The flowering of learning at Charlemagne’s court has become known as the Carolingian Renaissance and Alcuin is acknowledged as one of its key architects. He was Charlemagne’s key advisor on ecclesiastical as well as educational affairs, and some of his students became the leading intellectuals of the Frankish King’s court.

In 796 Alcuin was made Abbot of St Martin’s, a monastery in Tours, in present-day France. He served in this position until his death in 804AD.

Alcuin’s legacy
Almost everyone who has been to school will be familiar with Alcuin’s work in one way or another.
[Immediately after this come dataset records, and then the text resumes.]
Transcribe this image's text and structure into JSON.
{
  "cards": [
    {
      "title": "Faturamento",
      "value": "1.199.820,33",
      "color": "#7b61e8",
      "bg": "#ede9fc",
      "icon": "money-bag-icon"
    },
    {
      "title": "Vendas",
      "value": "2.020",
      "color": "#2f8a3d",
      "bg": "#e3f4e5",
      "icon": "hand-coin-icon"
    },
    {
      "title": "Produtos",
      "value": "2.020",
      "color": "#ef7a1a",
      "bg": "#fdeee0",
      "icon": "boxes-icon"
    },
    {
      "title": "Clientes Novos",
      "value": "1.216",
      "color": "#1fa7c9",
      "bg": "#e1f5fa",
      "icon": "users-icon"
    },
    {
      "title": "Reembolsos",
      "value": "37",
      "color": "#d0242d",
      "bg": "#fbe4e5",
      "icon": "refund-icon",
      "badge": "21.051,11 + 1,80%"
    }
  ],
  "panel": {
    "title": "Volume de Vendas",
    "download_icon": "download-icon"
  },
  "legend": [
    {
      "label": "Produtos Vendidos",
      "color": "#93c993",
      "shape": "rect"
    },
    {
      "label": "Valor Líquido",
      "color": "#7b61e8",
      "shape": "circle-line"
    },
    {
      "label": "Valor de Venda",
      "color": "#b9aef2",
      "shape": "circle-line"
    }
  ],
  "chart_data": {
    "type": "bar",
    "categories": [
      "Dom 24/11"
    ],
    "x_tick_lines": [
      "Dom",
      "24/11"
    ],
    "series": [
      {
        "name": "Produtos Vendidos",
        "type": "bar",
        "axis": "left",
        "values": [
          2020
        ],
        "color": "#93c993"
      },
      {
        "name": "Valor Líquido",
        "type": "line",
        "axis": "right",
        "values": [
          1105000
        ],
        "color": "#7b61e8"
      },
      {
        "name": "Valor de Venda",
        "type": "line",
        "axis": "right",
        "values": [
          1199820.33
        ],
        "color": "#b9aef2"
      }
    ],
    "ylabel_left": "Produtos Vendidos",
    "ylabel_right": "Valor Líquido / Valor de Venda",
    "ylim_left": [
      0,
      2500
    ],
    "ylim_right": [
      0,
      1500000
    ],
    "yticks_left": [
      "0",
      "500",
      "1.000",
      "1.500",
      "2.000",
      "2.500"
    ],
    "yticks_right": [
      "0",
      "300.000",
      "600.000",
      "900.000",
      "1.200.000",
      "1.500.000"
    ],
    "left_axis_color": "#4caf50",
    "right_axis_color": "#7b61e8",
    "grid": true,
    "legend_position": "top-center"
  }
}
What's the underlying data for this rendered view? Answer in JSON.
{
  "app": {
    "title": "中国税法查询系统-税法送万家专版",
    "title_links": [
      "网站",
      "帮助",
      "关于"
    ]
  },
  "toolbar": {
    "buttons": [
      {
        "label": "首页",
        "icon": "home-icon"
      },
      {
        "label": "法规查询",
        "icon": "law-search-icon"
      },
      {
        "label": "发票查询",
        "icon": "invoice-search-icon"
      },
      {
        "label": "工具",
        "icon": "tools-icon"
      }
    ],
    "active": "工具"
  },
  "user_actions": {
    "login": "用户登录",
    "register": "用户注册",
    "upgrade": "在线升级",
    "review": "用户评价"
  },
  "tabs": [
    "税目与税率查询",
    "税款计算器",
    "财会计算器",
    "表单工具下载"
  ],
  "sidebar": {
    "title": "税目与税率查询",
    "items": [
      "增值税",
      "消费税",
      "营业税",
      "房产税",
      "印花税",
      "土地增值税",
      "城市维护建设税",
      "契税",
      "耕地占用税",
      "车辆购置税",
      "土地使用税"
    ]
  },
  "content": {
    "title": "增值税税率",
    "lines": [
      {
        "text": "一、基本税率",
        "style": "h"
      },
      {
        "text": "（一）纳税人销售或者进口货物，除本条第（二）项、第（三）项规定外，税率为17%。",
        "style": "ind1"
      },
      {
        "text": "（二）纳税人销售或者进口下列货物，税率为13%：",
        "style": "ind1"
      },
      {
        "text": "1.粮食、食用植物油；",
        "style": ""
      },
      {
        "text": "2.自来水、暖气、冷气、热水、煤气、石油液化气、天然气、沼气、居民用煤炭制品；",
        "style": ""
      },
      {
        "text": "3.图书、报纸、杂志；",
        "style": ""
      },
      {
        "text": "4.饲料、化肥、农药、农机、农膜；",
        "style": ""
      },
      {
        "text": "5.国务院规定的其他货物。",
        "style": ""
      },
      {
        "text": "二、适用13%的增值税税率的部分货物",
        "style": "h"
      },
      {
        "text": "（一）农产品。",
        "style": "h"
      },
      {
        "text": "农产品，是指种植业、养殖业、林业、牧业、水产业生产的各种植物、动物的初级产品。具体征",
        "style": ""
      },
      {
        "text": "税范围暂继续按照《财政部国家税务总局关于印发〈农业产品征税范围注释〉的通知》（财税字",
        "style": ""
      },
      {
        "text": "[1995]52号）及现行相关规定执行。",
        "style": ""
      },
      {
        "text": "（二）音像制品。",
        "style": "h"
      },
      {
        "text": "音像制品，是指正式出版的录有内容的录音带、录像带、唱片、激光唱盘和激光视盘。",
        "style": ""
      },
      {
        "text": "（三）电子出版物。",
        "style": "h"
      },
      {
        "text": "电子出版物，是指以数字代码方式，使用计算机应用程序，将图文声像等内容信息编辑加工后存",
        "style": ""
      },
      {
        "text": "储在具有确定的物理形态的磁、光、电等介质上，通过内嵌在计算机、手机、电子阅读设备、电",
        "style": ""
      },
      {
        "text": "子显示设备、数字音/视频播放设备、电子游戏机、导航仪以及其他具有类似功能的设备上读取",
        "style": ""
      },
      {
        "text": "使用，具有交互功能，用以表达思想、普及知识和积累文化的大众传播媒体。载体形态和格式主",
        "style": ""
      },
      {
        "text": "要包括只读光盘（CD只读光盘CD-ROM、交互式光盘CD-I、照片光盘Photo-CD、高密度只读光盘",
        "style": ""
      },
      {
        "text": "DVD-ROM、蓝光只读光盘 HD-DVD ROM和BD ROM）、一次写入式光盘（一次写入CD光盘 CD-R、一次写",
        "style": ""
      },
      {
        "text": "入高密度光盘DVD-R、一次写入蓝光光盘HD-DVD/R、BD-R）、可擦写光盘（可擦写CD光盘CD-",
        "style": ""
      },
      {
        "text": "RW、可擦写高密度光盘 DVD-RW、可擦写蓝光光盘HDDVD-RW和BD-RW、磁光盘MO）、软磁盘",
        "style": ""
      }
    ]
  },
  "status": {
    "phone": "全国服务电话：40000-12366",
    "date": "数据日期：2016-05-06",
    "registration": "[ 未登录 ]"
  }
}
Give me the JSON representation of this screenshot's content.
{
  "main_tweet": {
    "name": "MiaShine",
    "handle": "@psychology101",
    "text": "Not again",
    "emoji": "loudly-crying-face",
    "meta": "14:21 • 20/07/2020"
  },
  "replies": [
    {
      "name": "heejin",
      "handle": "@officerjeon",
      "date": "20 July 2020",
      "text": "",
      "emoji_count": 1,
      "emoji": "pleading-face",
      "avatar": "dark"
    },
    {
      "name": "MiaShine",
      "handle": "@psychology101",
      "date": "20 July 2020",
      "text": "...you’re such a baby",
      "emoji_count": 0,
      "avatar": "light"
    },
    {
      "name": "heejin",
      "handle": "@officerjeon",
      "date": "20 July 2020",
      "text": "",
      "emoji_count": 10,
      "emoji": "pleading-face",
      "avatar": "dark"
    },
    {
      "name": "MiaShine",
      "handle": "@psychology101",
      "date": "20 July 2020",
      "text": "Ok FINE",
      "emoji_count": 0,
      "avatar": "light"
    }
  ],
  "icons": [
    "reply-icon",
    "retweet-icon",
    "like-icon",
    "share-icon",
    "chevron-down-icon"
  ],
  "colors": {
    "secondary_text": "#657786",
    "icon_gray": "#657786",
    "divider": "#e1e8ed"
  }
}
Even if we ignore his theological work and his rediscovery of classical poetry, his achievements were immense.

In the field of mathematics and logic he should be remembered as a giant, if for no other reason than he formulated the problem of the wolf, the cabbage, the goat and the river crossing (you know the one: you can only take one item across the river at once, but if you leave the wolf with the goat, or the goat with the cabbage, something will get eaten; the flora and fauna change with the riddle’s telling but it all stems from Alcuin’s original problem).